The Evolution of Jung's Thought
Jung's suffering and sense of fragmentation following his break with Freud led to a harrowing but intensely creative encounter with the deeper layers of his own unconscious. Through his careful work with the inner images arising from the unconscious, Jung consolidated a new level of understanding of psychic processes. This experience had a profound influence on his evolving understanding of the human psyche. He came to a realization that there was more to the nature and personality than he had previously imagined and more to the unconscious than the personal dimension that Freud had discovered. The unfamiliar images that often came to him in dreams, he later referred to as primordial or archetypal. He found through his researches that these images were symbolic representations of core experiences which constitute the fabric of meaning in human life and a pattern of potential wholeness. These core experiences are expressed in ancient mysteries, religious practices and beliefs and mythologies from epochs and cultures throughout time. They are mirrored today in artistic productions, creative imagination and the dreams of modern people. He realized there was a vast reservoir of being which mankind shares. He called this layer of the psyche, the "Collective Unconscious."

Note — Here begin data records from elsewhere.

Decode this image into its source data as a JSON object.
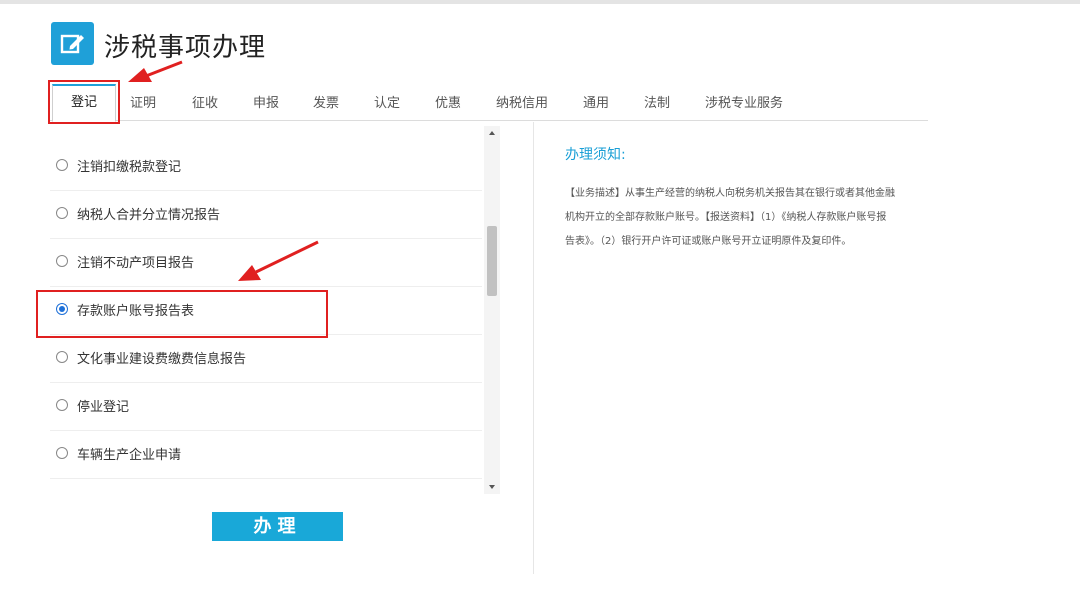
{
  "header": {
    "title": "涉税事项办理",
    "icon": "edit-icon",
    "icon_color": "#1fa0d8"
  },
  "tabs": [
    {
      "label": "登记",
      "active": true
    },
    {
      "label": "证明"
    },
    {
      "label": "征收"
    },
    {
      "label": "申报"
    },
    {
      "label": "发票"
    },
    {
      "label": "认定"
    },
    {
      "label": "优惠"
    },
    {
      "label": "纳税信用"
    },
    {
      "label": "通用"
    },
    {
      "label": "法制"
    },
    {
      "label": "涉税专业服务"
    }
  ],
  "items": [
    {
      "label": "注销扣缴税款登记",
      "checked": false
    },
    {
      "label": "纳税人合并分立情况报告",
      "checked": false
    },
    {
      "label": "注销不动产项目报告",
      "checked": false
    },
    {
      "label": "存款账户账号报告表",
      "checked": true
    },
    {
      "label": "文化事业建设费缴费信息报告",
      "checked": false
    },
    {
      "label": "停业登记",
      "checked": false
    },
    {
      "label": "车辆生产企业申请",
      "checked": false
    }
  ],
  "submit_label": "办理",
  "notice": {
    "title": "办理须知:",
    "text": "【业务描述】从事生产经营的纳税人向税务机关报告其在银行或者其他金融机构开立的全部存款账户账号。【报送资料】（1）《纳税人存款账户账号报告表》。（2）银行开户许可证或账户账号开立证明原件及复印件。"
  },
  "colors": {
    "accent": "#1fa0d8",
    "button": "#19a8d8",
    "annotation": "#e02020",
    "radio_checked": "#1e70d8"
  }
}
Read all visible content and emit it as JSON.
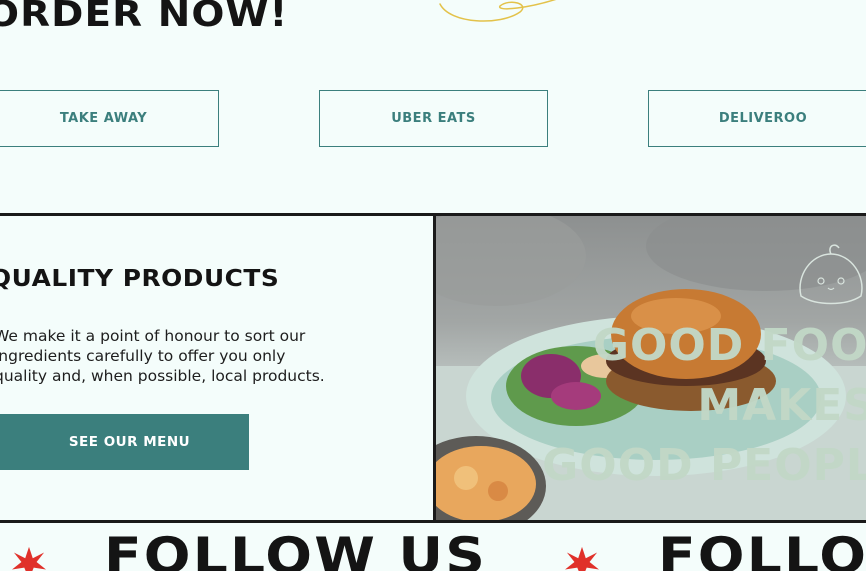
{
  "order": {
    "title": "ORDER NOW!",
    "buttons": {
      "takeaway": "TAKE AWAY",
      "uber": "UBER EATS",
      "deliveroo": "DELIVEROO"
    }
  },
  "quality": {
    "title": "QUALITY PRODUCTS",
    "text_lines": [
      "We make it a point of honour to sort our",
      "ingredients carefully to offer you only",
      "quality and, when possible, local products."
    ],
    "menu_button": "SEE OUR MENU"
  },
  "slogan": {
    "line1": "GOOD FOOD",
    "line2": "MAKES",
    "line3": "GOOD PEOPLE"
  },
  "follow": {
    "label": "FOLLOW US"
  },
  "colors": {
    "accent": "#3b7f7d",
    "background": "#f4fdfb",
    "ink": "#141414",
    "star": "#e0312a",
    "slogan": "#c2d8c7",
    "squiggle": "#e3c24a"
  },
  "icons": {
    "squiggle": "squiggle-decoration-icon",
    "dumpling": "dumpling-mascot-icon",
    "star": "star-burst-icon"
  }
}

In the context of his discoveries, Jung gained perspective on his own suffering and on the suffering of others. He understood that a person's sense of wholeness and well-being comes about as a result of a conscious and heroic struggle to integrate parts of the personality that have been split off from awareness.

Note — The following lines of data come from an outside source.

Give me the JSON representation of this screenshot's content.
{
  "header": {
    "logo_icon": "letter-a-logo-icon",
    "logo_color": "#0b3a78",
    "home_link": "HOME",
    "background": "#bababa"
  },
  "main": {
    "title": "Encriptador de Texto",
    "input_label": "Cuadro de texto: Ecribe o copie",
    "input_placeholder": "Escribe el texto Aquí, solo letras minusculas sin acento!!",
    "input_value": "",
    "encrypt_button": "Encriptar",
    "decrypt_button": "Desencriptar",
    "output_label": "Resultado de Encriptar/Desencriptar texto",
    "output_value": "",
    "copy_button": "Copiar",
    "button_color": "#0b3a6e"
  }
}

He noted that hidden aspects of the psyche operate independently of conscious intention. They operate as autonomous complexes which can and do create havoc and ruin both within the individual and in his outer world.

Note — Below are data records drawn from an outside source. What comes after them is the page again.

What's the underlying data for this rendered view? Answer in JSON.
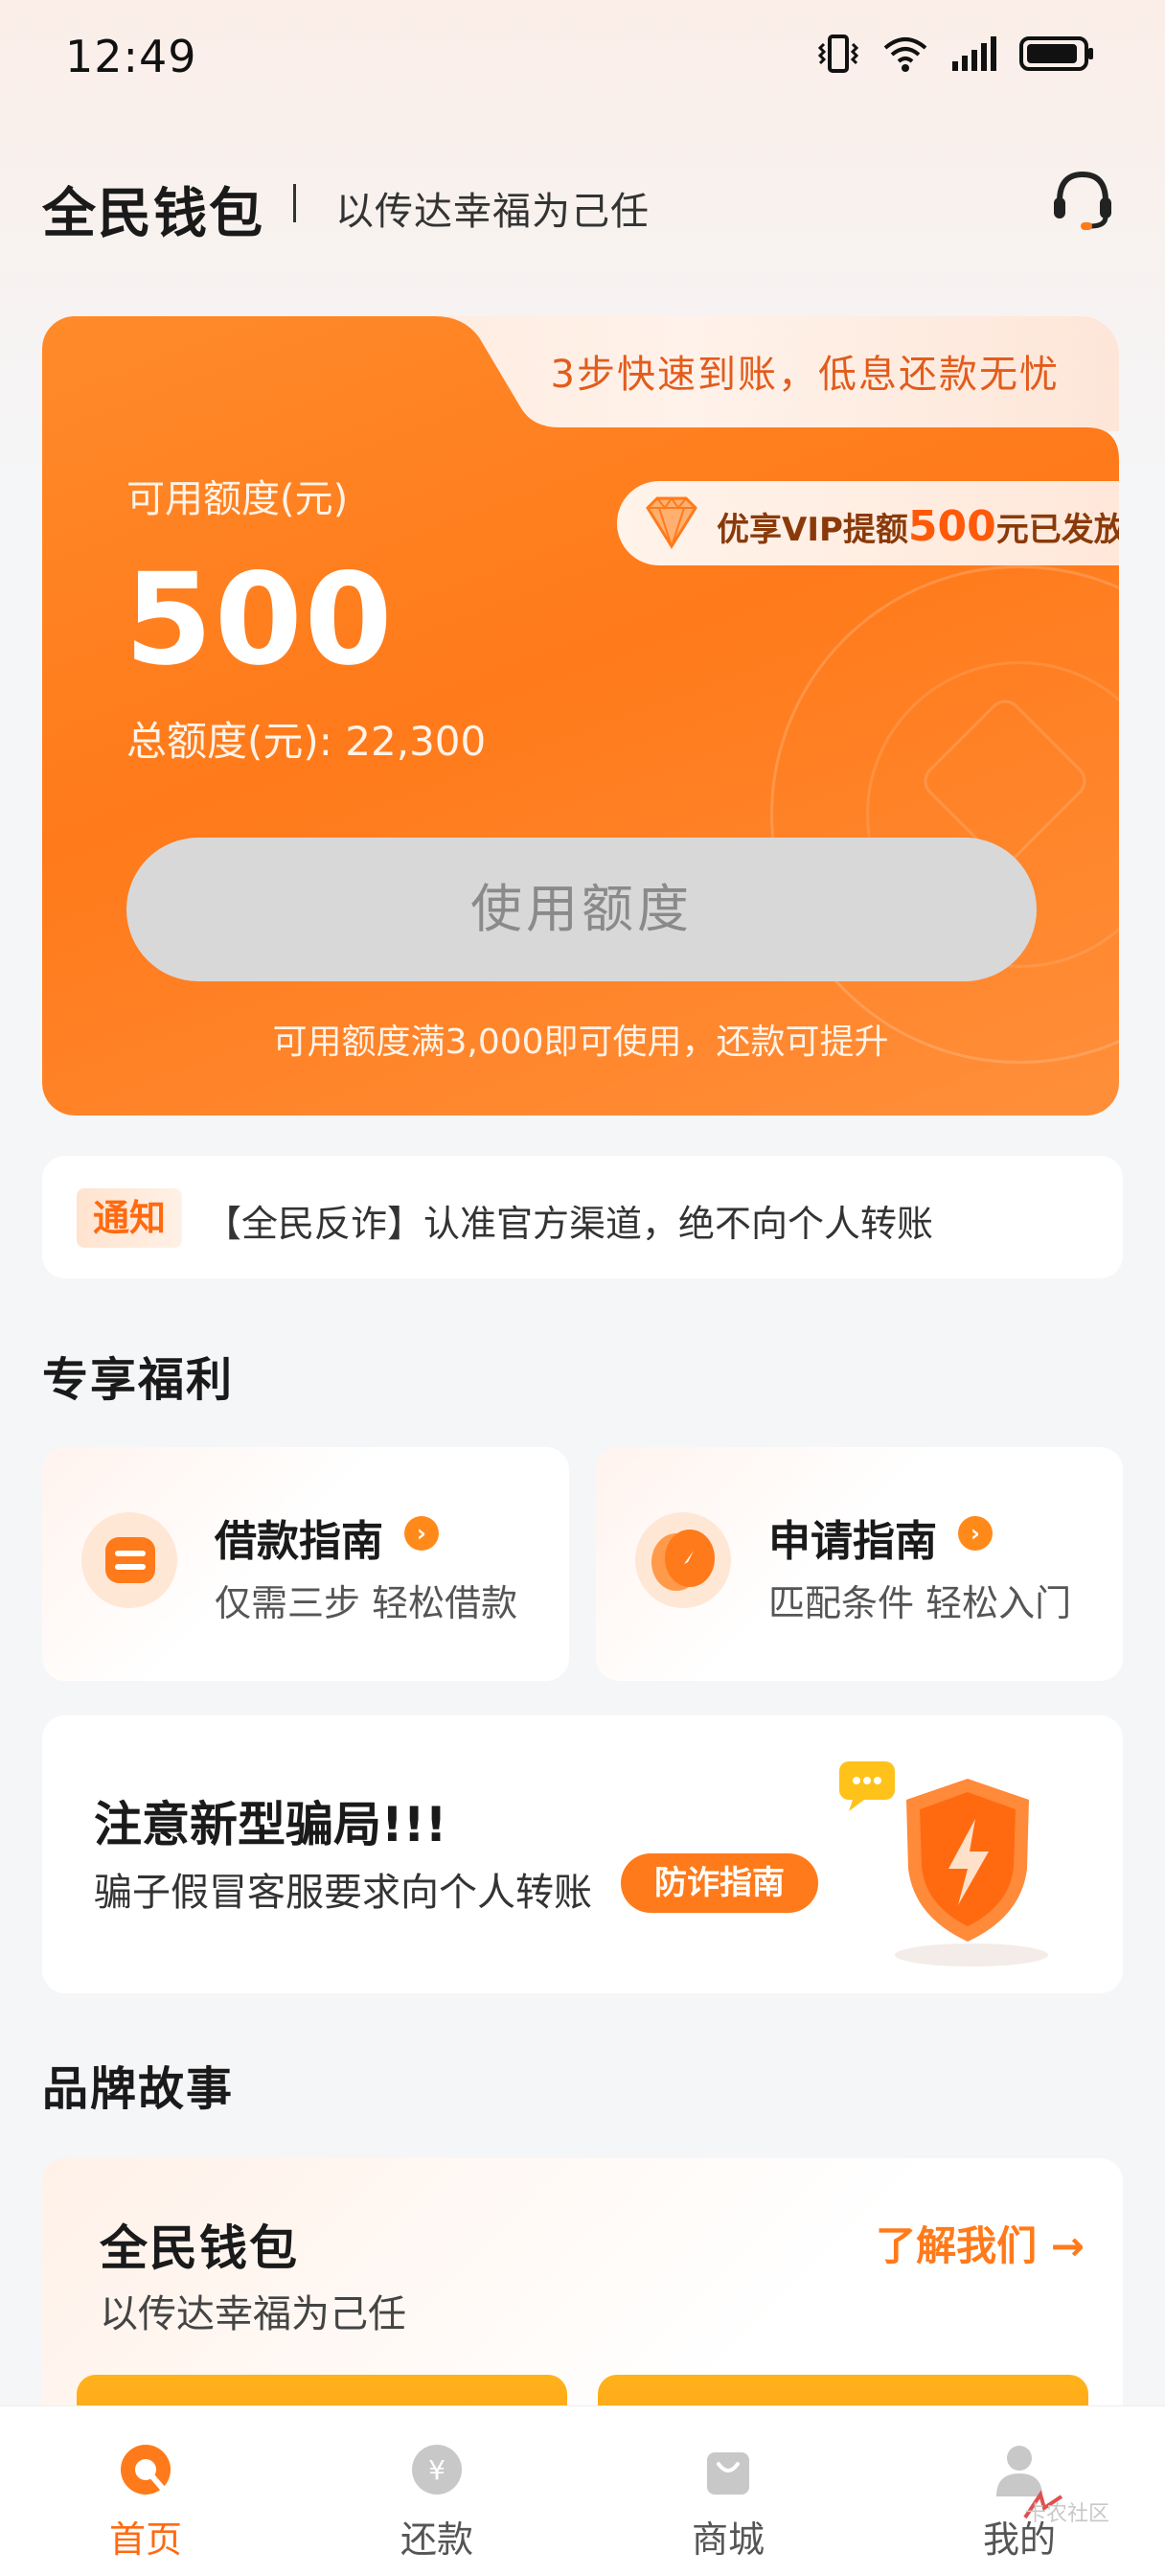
{
  "status_bar": {
    "time": "12:49"
  },
  "header": {
    "brand": "全民钱包",
    "slogan": "以传达幸福为己任"
  },
  "quota_card": {
    "tab_text": "3步快速到账，低息还款无忧",
    "available_label": "可用额度(元)",
    "available_value": "500",
    "total_label": "总额度(元): 22,300",
    "vip_prefix": "优享VIP提额",
    "vip_amount": "500",
    "vip_suffix": "元已发放",
    "use_button": "使用额度",
    "hint": "可用额度满3,000即可使用，还款可提升",
    "colors": {
      "accent": "#ff7a1a",
      "button_disabled": "#d8d8d8"
    }
  },
  "notice": {
    "tag": "通知",
    "text": "【全民反诈】认准官方渠道，绝不向个人转账"
  },
  "welfare": {
    "title": "专享福利",
    "cards": [
      {
        "title": "借款指南",
        "subtitle": "仅需三步 轻松借款",
        "icon": "loan-guide-icon"
      },
      {
        "title": "申请指南",
        "subtitle": "匹配条件 轻松入门",
        "icon": "apply-guide-icon"
      }
    ]
  },
  "fraud": {
    "title": "注意新型骗局!!!",
    "subtitle": "骗子假冒客服要求向个人转账",
    "button": "防诈指南",
    "icon": "shield-icon"
  },
  "brand_story": {
    "title": "品牌故事",
    "card_title": "全民钱包",
    "card_subtitle": "以传达幸福为己任",
    "link": "了解我们 →"
  },
  "tab_bar": {
    "items": [
      {
        "label": "首页",
        "icon": "home-icon",
        "active": true
      },
      {
        "label": "还款",
        "icon": "repay-icon",
        "active": false
      },
      {
        "label": "商城",
        "icon": "shop-icon",
        "active": false
      },
      {
        "label": "我的",
        "icon": "profile-icon",
        "active": false
      }
    ]
  },
  "watermark": {
    "text": "卡农社区"
  }
}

The Healing Factor in the Psyche
From Jung's point of view, one of the greatest sources of healing originates in the deepest layers of the personality-- in both the the personal and collective unconscious--and comes to the individual through the medium of dreams. In other words, the dream may point the way to the change needed for the individual to proceed toward becoming a more whole and responsible adult integrating more aspects of the Self and the positive development of their own personality.
The Role of the Analyst
The analyst creates an environment which facilitates healing and growth and assists the person in understanding their dreams or symbolic presentations in becoming aware of the more hidden aspects of their Selves that can then help them to become more mature, caring, whole individuals who can contribute to their families and communities.